Tasks configured with this will execute natively on Databricks as a distributed PySpark job. Extends Spark with Databricks-specific cluster and authentication settings.

Parameters

class Databricks(
    spark_conf: typing.Optional[typing.Dict[str, str]],
    hadoop_conf: typing.Optional[typing.Dict[str, str]],
    executor_path: typing.Optional[str],
    applications_path: typing.Optional[str],
    driver_pod: typing.Optional[flyte._pod.PodTemplate],
    executor_pod: typing.Optional[flyte._pod.PodTemplate],
    databricks_conf: typing.Optional[typing.Dict[str, typing.Union[str, dict]]],
    databricks_instance: typing.Optional[str],
    databricks_token: typing.Optional[str],
)
Parameter Type Description
spark_conf typing.Optional[typing.Dict[str, str]] Spark configuration key-value pairs, e.g. {"spark.executor.memory": "4g"}.
hadoop_conf typing.Optional[typing.Dict[str, str]] Hadoop configuration key-value pairs.

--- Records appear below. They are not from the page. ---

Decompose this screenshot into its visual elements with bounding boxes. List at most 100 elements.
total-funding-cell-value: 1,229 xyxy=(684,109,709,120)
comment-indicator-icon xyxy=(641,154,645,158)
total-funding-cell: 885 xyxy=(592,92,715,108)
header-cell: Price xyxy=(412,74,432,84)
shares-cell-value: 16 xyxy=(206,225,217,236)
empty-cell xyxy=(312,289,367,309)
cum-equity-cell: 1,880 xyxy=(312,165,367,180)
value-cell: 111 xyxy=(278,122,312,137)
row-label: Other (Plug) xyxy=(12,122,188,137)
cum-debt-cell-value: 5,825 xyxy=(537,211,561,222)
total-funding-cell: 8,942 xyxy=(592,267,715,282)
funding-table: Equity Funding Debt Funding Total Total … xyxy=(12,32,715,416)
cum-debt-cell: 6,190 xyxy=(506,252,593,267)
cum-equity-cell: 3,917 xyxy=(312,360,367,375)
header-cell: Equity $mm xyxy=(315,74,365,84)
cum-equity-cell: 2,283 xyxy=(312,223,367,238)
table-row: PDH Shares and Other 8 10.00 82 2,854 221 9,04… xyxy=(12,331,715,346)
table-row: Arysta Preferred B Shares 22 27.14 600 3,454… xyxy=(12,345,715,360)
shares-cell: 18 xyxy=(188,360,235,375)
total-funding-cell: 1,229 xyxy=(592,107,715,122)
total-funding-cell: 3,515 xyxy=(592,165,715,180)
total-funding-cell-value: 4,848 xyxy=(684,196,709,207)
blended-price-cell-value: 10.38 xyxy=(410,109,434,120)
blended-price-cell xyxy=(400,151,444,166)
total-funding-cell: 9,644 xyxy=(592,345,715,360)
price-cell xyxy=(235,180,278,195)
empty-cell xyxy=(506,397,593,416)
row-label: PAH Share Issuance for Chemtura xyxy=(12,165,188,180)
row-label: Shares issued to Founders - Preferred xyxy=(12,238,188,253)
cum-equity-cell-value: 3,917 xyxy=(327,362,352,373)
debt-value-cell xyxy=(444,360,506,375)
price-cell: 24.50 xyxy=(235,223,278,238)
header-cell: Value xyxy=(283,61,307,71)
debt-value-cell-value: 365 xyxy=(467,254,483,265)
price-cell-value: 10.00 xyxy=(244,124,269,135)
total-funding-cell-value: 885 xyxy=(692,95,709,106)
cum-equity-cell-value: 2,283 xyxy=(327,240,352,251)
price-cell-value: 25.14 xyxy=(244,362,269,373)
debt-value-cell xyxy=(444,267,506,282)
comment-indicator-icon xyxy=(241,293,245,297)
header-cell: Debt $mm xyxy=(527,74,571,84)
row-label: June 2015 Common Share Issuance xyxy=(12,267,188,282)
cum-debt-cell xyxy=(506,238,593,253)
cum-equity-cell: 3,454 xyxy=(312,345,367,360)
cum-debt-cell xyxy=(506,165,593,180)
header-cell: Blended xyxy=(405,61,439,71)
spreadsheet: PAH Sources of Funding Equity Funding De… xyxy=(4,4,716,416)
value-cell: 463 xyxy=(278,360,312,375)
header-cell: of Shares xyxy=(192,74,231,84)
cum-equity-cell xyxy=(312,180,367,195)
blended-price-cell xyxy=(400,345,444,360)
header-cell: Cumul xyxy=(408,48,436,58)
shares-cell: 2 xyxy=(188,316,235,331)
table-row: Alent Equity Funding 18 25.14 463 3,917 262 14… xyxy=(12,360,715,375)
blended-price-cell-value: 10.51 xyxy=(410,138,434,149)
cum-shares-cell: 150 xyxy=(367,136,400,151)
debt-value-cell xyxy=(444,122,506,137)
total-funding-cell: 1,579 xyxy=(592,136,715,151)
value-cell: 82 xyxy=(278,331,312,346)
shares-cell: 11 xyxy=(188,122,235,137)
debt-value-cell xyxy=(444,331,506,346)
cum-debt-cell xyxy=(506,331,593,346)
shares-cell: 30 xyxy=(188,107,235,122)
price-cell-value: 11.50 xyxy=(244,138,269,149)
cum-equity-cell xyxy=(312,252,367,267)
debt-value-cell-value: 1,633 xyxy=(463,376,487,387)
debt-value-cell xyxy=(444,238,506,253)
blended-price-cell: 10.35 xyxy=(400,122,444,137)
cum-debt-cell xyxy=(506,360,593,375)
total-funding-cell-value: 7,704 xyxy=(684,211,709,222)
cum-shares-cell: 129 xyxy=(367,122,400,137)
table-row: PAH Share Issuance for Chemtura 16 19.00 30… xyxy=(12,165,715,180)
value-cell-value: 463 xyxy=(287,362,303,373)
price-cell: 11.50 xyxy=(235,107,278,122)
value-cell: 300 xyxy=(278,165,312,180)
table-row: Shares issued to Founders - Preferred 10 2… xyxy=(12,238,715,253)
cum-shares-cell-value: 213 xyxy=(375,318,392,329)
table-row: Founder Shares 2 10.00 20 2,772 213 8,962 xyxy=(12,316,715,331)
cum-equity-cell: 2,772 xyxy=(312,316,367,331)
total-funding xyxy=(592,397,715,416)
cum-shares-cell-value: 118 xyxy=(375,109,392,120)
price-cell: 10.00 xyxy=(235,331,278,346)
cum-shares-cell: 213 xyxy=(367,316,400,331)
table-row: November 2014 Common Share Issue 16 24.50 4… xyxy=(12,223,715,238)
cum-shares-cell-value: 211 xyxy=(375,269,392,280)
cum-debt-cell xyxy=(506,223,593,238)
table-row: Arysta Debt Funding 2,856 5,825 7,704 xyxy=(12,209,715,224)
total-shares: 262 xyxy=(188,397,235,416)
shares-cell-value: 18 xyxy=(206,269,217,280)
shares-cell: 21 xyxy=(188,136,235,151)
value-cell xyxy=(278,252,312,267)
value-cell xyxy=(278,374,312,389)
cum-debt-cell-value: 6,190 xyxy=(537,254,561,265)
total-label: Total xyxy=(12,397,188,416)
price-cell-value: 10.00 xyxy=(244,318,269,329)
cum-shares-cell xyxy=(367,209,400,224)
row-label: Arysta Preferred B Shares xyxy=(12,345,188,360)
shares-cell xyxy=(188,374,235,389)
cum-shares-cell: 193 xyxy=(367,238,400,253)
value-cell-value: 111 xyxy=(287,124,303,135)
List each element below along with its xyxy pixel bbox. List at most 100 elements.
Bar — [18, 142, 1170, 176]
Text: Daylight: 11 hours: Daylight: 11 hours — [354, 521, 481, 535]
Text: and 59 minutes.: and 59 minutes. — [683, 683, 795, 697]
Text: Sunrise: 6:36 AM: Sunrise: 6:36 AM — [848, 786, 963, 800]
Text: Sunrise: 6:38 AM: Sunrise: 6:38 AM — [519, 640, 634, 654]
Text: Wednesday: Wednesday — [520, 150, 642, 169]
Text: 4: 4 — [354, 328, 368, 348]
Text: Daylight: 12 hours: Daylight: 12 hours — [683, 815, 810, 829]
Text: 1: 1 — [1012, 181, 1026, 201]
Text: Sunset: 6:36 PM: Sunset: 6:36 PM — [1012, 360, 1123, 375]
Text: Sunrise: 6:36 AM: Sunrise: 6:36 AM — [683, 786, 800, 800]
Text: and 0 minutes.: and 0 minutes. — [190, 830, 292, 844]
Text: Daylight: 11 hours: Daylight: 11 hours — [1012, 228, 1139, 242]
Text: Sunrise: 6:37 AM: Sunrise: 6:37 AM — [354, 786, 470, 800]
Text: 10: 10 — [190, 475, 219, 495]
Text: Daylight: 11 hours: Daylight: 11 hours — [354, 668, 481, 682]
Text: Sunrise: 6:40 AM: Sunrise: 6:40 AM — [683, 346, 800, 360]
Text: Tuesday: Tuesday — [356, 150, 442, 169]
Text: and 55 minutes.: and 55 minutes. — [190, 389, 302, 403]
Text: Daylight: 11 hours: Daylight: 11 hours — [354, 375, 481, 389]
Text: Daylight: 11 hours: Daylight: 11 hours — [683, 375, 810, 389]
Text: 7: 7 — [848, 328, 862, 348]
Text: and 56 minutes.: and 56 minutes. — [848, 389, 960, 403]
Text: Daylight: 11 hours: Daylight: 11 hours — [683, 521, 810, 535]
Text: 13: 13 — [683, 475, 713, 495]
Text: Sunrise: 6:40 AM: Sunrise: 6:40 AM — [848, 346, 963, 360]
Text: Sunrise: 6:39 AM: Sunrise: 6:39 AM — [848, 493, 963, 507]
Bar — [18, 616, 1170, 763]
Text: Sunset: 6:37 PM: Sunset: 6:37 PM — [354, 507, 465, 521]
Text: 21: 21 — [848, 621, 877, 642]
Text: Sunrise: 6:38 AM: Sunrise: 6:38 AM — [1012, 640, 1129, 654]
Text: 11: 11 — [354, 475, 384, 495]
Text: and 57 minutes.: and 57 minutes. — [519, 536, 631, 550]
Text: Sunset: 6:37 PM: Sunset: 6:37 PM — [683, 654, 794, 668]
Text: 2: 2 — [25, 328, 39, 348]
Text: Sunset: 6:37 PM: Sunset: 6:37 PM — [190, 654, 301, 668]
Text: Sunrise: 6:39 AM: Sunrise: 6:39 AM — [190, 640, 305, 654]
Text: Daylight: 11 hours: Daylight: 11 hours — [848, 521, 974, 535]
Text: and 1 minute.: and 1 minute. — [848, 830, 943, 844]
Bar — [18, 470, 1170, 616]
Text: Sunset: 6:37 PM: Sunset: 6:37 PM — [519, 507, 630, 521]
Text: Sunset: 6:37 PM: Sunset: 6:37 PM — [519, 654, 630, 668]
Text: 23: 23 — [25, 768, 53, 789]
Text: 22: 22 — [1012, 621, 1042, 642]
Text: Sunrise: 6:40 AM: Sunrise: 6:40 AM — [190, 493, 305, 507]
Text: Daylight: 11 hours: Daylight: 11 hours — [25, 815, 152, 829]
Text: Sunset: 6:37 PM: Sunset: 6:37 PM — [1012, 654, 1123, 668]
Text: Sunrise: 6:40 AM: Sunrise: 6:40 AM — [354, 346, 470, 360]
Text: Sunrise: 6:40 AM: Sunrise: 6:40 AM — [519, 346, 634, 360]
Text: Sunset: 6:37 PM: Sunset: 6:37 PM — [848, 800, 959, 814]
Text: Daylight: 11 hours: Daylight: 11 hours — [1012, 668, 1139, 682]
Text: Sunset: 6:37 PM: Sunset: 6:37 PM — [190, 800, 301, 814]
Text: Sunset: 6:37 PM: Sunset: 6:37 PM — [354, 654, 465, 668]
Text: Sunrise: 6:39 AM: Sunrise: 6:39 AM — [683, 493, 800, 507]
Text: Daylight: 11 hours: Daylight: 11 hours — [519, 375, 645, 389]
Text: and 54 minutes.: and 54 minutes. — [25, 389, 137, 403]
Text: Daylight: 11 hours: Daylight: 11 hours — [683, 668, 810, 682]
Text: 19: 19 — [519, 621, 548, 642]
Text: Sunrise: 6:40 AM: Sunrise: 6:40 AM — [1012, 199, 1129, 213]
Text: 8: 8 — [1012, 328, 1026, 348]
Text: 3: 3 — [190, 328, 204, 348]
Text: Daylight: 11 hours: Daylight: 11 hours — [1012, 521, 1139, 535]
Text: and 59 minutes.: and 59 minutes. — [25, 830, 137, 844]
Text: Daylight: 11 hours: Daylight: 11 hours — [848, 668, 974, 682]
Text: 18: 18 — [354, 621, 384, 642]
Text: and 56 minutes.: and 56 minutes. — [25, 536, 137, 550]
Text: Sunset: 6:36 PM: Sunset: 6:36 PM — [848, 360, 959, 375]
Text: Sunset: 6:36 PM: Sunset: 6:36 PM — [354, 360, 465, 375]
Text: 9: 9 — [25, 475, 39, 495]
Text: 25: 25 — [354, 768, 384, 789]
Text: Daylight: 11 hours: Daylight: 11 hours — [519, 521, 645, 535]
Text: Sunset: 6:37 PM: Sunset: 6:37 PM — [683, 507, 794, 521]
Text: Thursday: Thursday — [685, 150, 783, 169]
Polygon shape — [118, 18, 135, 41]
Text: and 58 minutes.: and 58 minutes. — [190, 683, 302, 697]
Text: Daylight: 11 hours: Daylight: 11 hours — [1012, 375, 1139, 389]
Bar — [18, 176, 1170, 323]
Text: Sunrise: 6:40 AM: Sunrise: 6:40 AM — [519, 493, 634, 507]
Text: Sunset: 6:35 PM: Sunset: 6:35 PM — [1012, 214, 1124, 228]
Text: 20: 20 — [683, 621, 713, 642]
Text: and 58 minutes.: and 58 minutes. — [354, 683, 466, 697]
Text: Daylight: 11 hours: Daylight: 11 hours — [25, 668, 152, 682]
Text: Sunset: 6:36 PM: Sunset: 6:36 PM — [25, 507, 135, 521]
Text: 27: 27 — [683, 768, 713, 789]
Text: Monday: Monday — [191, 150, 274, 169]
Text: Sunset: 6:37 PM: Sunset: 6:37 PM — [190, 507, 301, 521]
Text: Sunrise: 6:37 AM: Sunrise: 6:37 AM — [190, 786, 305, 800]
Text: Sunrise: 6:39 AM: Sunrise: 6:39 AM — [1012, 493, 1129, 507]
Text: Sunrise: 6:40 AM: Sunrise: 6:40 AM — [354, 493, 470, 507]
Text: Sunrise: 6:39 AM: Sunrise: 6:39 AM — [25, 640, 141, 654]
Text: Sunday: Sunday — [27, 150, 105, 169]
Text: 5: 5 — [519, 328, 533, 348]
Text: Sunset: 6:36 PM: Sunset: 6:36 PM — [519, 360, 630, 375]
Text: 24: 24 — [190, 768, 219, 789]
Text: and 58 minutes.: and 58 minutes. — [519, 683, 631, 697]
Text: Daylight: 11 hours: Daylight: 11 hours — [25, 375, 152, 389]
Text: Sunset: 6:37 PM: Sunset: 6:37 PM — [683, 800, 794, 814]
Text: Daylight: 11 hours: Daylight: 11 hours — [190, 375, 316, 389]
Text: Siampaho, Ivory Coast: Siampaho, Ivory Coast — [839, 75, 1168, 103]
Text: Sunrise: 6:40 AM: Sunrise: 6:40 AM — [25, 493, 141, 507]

executor_path typing.Optional[str] Path to the Python binary used for PySpark execution. Defaults to the interpreter path from the serialization context.
applications_path typing.Optional[str] Path to the main application file. Defaults to the task entrypoint path.
driver_pod typing.Optional[flyte._pod.PodTemplate] Pod template applied to the Spark driver pod.
executor_pod typing.Optional[flyte._pod.PodTemplate] Pod template applied to the Spark executor pods.
databricks_conf typing.Optional[typing.Dict[str, typing.Union[str, dict]]] Databricks job configuration dict compliant with the Databricks Jobs API v2.1 (also supports v2.0 use cases). Typically includes new_cluster or existing_cluster_id, run_name, and other job settings.
databricks_instance typing.Optional[str] Domain name of your Databricks deployment, e.g. "myorg.cloud.databricks.com".
databricks_token typing.Optional[str] Name of the Flyte secret containing the Databricks API token used for authentication.